On Google, traffic is charged for on the basis of dollars per visitor. So success is also measured in dollars per visitor. If 100 people come to your site and you get $200 of sales, then your value per visitor is $2. This is the most fundamental measure of your web site’s success.
Your goal in business is to achieve a good value per visitor, or high visitor value.
Having a higher visitor value, you will be up there with the likes of Nordstrom, Lord & Taylor, Starbucks, Saks Fifth Avenue, and Macy’s.
If you have a low visitor value, you’re destined to be like the strip-mall stores: Dollar General, TJ. Maxx, Piercing Pagoda, and Wal-Mart.
If your visitor value is even lower than that, you’re on the slag heap, eeking out a meager existence at a flea market, or hawking your excess inventory on eBay.

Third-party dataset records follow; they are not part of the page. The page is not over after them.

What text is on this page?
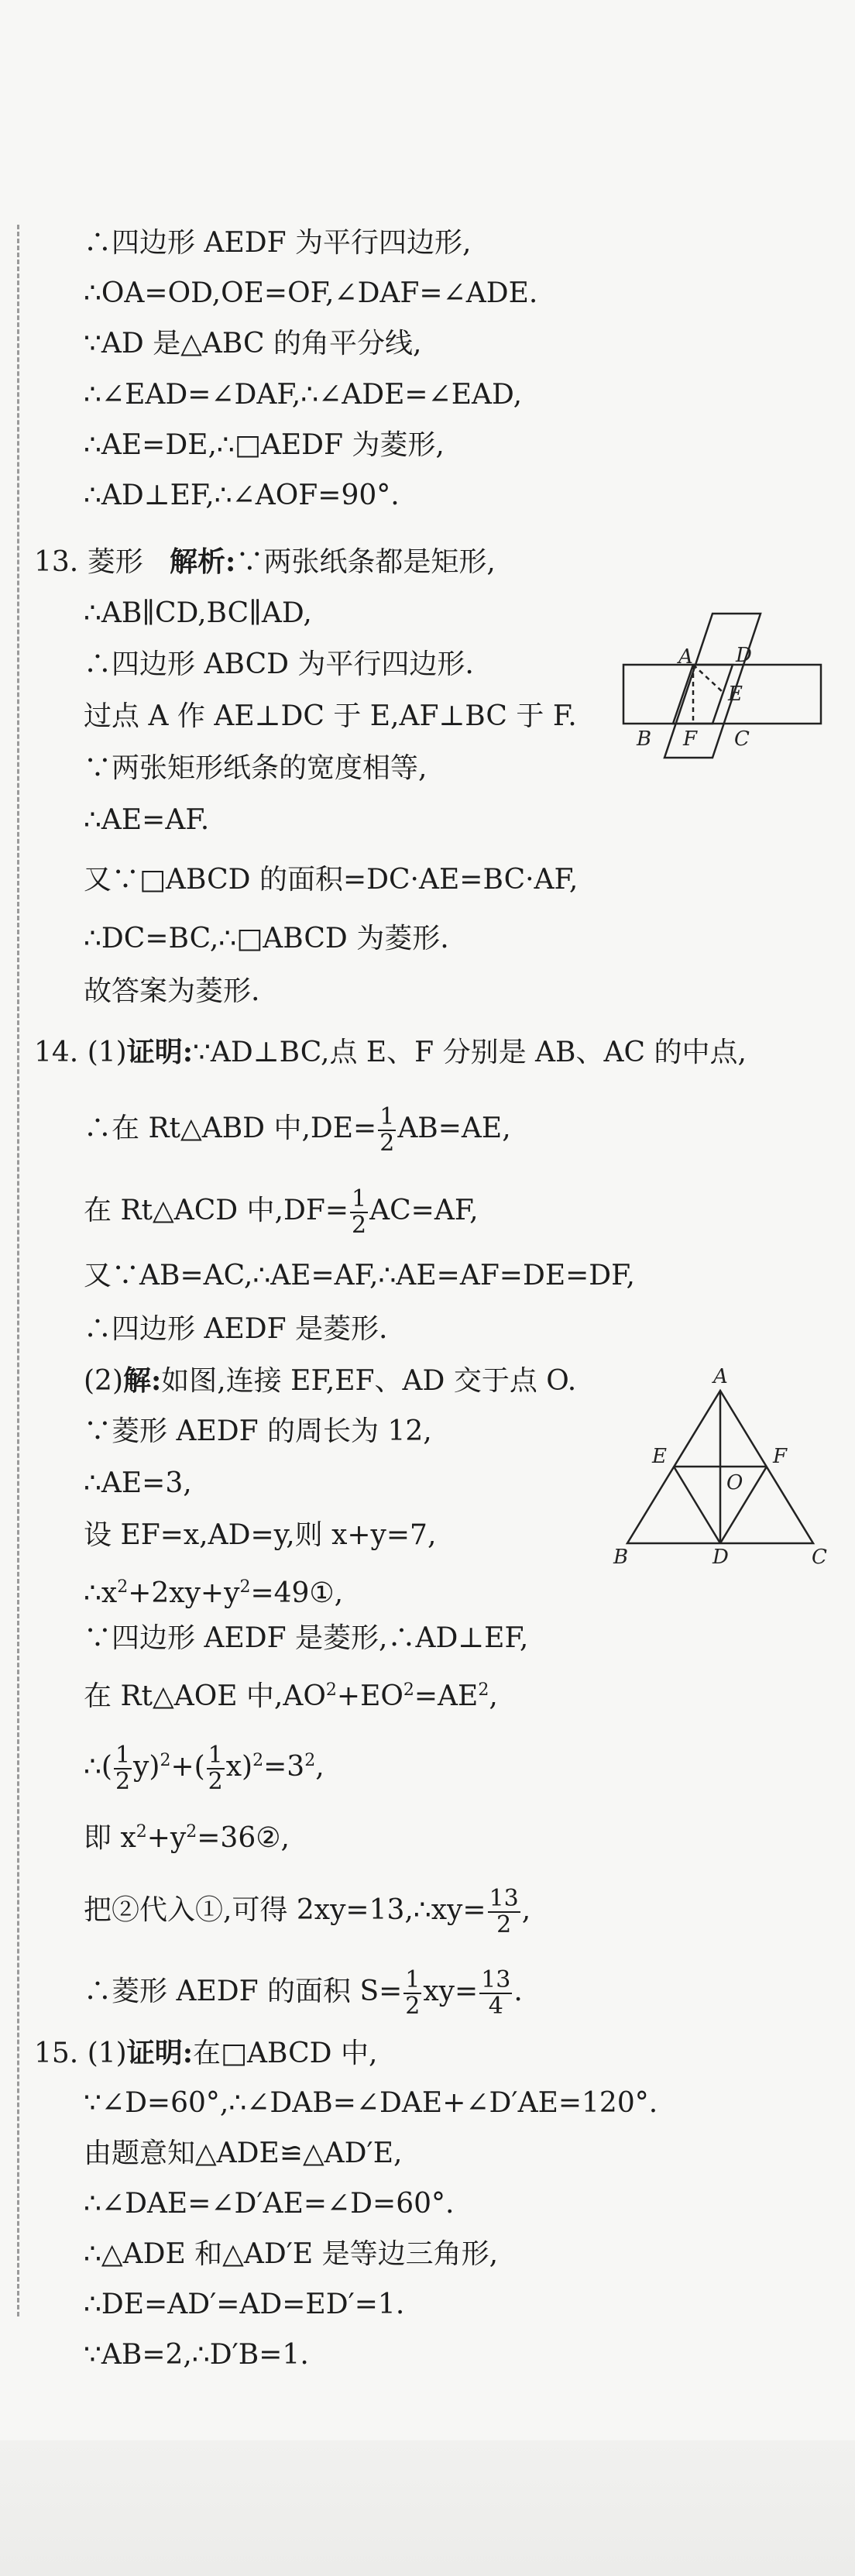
∴四边形 AEDF 为平行四边形,
∴OA=OD,OE=OF,∠DAF=∠ADE.
∵AD 是△ABC 的角平分线,
∴∠EAD=∠DAF,∴∠ADE=∠EAD,
∴AE=DE,∴□AEDF 为菱形,
∴AD⊥EF,∴∠AOF=90°.
13. 菱形 解析:∵两张纸条都是矩形,
∴AB∥CD,BC∥AD,
∴四边形 ABCD 为平行四边形.
过点 A 作 AE⊥DC 于 E,AF⊥BC 于 F.
∵两张矩形纸条的宽度相等,
∴AE=AF.
又∵□ABCD 的面积=DC·AE=BC·AF,
∴DC=BC,∴□ABCD 为菱形.
故答案为菱形.
A D
E
B F C
14. (1)证明:∵AD⊥BC,点 E、F 分别是 AB、AC 的中点,
∴在 Rt△ABD 中$,DE= \frac{1}{2} AB=AE$,
在 Rt△ACD 中$,DF= \frac{1}{2} AC=AF$,
又∵AB=AC,∴AE=AF,∴AE=AF=DE=DF,
∴四边形 AEDF 是菱形.
(2)解:如图,连接 EF,EF、AD 交于点 O.
∵菱形 AEDF 的周长为 12,
∴AE=3,
设 EF=x,AD=y,则 x+y=7,
$\therefore x^2+2xy+y^2=49①$,
∵四边形 AEDF 是菱形,∴AD⊥EF,
在 Rt△AOE 中$,AO^2+EO^2=AE^2$,
∴( $\frac{1}{2} y)^2+( \frac{1}{2} x)^2=3^2$,
即 $x^2+y^2=36②$,
把②代入①,可得 2xy=13,∴xy= $\frac{13}{2}$ ,
∴菱形 AEDF 的面积 $S= \frac{1}{2} xy= \frac{13}{4}$ .
A
E	F
O
B	D	C
15. (1)证明:在□ABCD 中,
∵∠D=60°,∴∠DAB=∠DAE+∠D′AE=120°.
由题意知△ADE≌△AD′E,
∴∠DAE=∠D′AE=∠D=60°.
∴△ADE 和△AD′E 是等边三角形,
∴DE=AD′=AD=ED′=1.
∵AB=2,∴D′B=1.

Profit is your goal. That’s why you’re in business in the first place. But your profit alone doesn’t tell you how sleek and effective your sales process is. You might just be getting lucky with unusually cheap click prices.
‘Visitor Value’ is the assessment of the real value of your clicks. It is an assessment of the sharpness of your website, the effectiveness of your sales copy and the power of your offer.
How do you calculate visitor value? Simple:
Visitor Value = (Your Total Sales Value) / (Your Number of Clicks)
So if you make 50 percent margin on a $1,000 product and one out of every 100 visitors buys, then your visitor value is $10. In theory you can spend up to $5 per visitor to buy the traffic and still break even. If one out of every 1,000 visitors buys, then your visitor value is $1, and in theory you can spend up to $0.50 to buy the traffic.
Of course this is an oversimplified explanation of how this works. But this part is definite: visitor value helps you know the value of your clicks and what you can do about them.